For the Lemans enthusiest, I do not mean to offend. Just personal preference.

Thanks


----------



## Instg8ter (Sep 28, 2010)

:agree of all the treatments the LeMans was the most boring....at least the 66' had the crescents and the sweet 4' fluted "Pontiac" the best treatment of all even GTO IMHO...although i may be a bit prejudiced.... Yes to do the GTO or any other treatment you have to do the whole panel from quarter to quarter, need to weld brace in before removing and weld the panel in so you would also need to paint the rear end....its a pretty major undertaking and the lights and louvers are not cheap. your probably talking 800 in materials, ? on labor at least as much, plus paint blending.

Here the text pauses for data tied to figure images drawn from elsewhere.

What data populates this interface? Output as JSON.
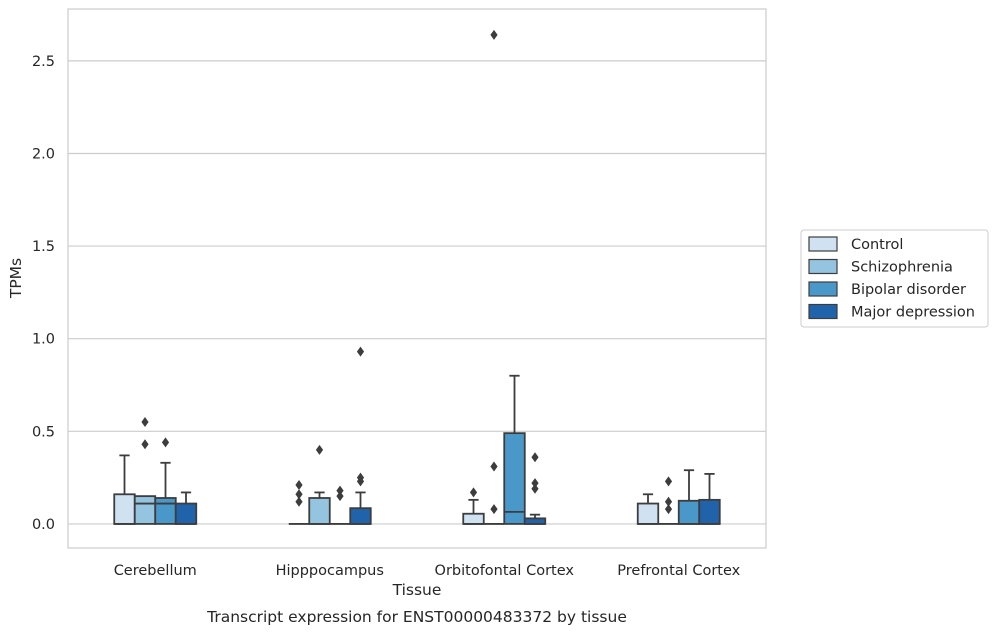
{
  "chart_data": {
    "type": "boxplot",
    "caption": "Transcript expression for ENST00000483372 by tissue",
    "xlabel": "Tissue",
    "ylabel": "TPMs",
    "ylim": [
      -0.13,
      2.78
    ],
    "yticks": [
      0.0,
      0.5,
      1.0,
      1.5,
      2.0,
      2.5
    ],
    "ytick_labels": [
      "0.0",
      "0.5",
      "1.0",
      "1.5",
      "2.0",
      "2.5"
    ],
    "grid": "horizontal",
    "legend_position": "right",
    "categories": [
      "Cerebellum",
      "Hipppocampus",
      "Orbitofontal Cortex",
      "Prefrontal Cortex"
    ],
    "series": [
      {
        "name": "Control",
        "color": "#d0e1f2",
        "boxes": [
          {
            "whislo": 0.0,
            "q1": 0.0,
            "med": 0.0,
            "q3": 0.16,
            "whishi": 0.37,
            "fliers": []
          },
          {
            "whislo": 0.0,
            "q1": 0.0,
            "med": 0.0,
            "q3": 0.0,
            "whishi": 0.0,
            "fliers": [
              0.12,
              0.16,
              0.21
            ]
          },
          {
            "whislo": 0.0,
            "q1": 0.0,
            "med": 0.0,
            "q3": 0.055,
            "whishi": 0.13,
            "fliers": [
              0.17
            ]
          },
          {
            "whislo": 0.0,
            "q1": 0.0,
            "med": 0.0,
            "q3": 0.11,
            "whishi": 0.16,
            "fliers": []
          }
        ]
      },
      {
        "name": "Schizophrenia",
        "color": "#94c4df",
        "boxes": [
          {
            "whislo": 0.0,
            "q1": 0.0,
            "med": 0.11,
            "q3": 0.15,
            "whishi": 0.15,
            "fliers": [
              0.43,
              0.55
            ]
          },
          {
            "whislo": 0.0,
            "q1": 0.0,
            "med": 0.0,
            "q3": 0.14,
            "whishi": 0.17,
            "fliers": [
              0.4
            ]
          },
          {
            "whislo": 0.0,
            "q1": 0.0,
            "med": 0.0,
            "q3": 0.0,
            "whishi": 0.0,
            "fliers": [
              0.08,
              0.31,
              2.64
            ]
          },
          {
            "whislo": 0.0,
            "q1": 0.0,
            "med": 0.0,
            "q3": 0.0,
            "whishi": 0.0,
            "fliers": [
              0.08,
              0.12,
              0.23
            ]
          }
        ]
      },
      {
        "name": "Bipolar disorder",
        "color": "#4a98c9",
        "boxes": [
          {
            "whislo": 0.0,
            "q1": 0.0,
            "med": 0.11,
            "q3": 0.14,
            "whishi": 0.33,
            "fliers": [
              0.44
            ]
          },
          {
            "whislo": 0.0,
            "q1": 0.0,
            "med": 0.0,
            "q3": 0.0,
            "whishi": 0.0,
            "fliers": [
              0.15,
              0.18
            ]
          },
          {
            "whislo": 0.0,
            "q1": 0.0,
            "med": 0.065,
            "q3": 0.49,
            "whishi": 0.8,
            "fliers": []
          },
          {
            "whislo": 0.0,
            "q1": 0.0,
            "med": 0.0,
            "q3": 0.125,
            "whishi": 0.29,
            "fliers": []
          }
        ]
      },
      {
        "name": "Major depression",
        "color": "#2163aa",
        "boxes": [
          {
            "whislo": 0.0,
            "q1": 0.0,
            "med": 0.0,
            "q3": 0.11,
            "whishi": 0.17,
            "fliers": []
          },
          {
            "whislo": 0.0,
            "q1": 0.0,
            "med": 0.0,
            "q3": 0.085,
            "whishi": 0.17,
            "fliers": [
              0.23,
              0.25,
              0.93
            ]
          },
          {
            "whislo": 0.0,
            "q1": 0.0,
            "med": 0.0,
            "q3": 0.03,
            "whishi": 0.05,
            "fliers": [
              0.19,
              0.22,
              0.36
            ]
          },
          {
            "whislo": 0.0,
            "q1": 0.0,
            "med": 0.0,
            "q3": 0.13,
            "whishi": 0.27,
            "fliers": []
          }
        ]
      }
    ]
  }
}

1966 Tempest pictures by instg8ter - Photobucket

Brian


----------



## Eric Animal (Oct 28, 2007)

You COULD cut the metal where the tail lights are and graft in metal from a 67 GTO light panel....then you will need a GTO rear bumper for the reverse lights. You will need to alter the rear light harness to acommidate the new lights. Like Brian said, changing the entire panel is the proper method, but you will end up doing a lot more body work and paint.....Eric


----------



## Instg8ter (Sep 28, 2010)

Hey Eric, you don't have a spare trunk deck trim bar laying around from your parts car do you? I never noticed the 67's quarter trim was different. 67' GTO bumper will have rectangular reverse lights GotYourGoat, the 66' will have round and the LeMans they're in the light housing. if you can get a GTO light housing you may be able to do as Eric said and just fabricate the openings or weld in on the panel and not the seams, still not a weekend project.


----------



## Eric Animal (Oct 28, 2007)

Brian, the 66 trunk has a different shape than a 67...therefore the 67 trim WON"T fit the 66......


----------



## Instg8ter (Sep 28, 2010)

Ahhhh, yep ends in a different place on the curl....learn something new every day. ames has them listed (Inquire), you know what that means.....LOL. have to order me some front wheel well trims, have two brand new backs i picked up cheap and the one front i have is well worn, maybe i will inquire then and bend over.....Thanks E


----------



## gotyorgoat (Jun 19, 2011)

Thanks for the help. Sounds like with the right parts and some cut and patch, I could make it work without cutting out the whole panel. I do like the look of the 66 lemans. That is a beautiful car.


----------



## gotyorgoat (Jun 19, 2011)

Instg8ter - What color is your Lemans? I think that I just found my new favorite. Please give me as much paint info as possible and maybe another pic. Thanks.


----------



## Instg8ter (Sep 28, 2010)

Thanks GotYor, if you click the link at the bottom of my post there are 900 pics of the whole build start to finish, the color is GM Bahama Blue Metallic, picked it because it is dead nuts match to Barrier blue (original color) with a very fine metal flake in it. Mine is tempest Custom but i loved that Lemans tailpanel piece so much i had to have it...hard to find. 



















1966 Tempest pictures by instg8ter - Photobucket

Brian


----------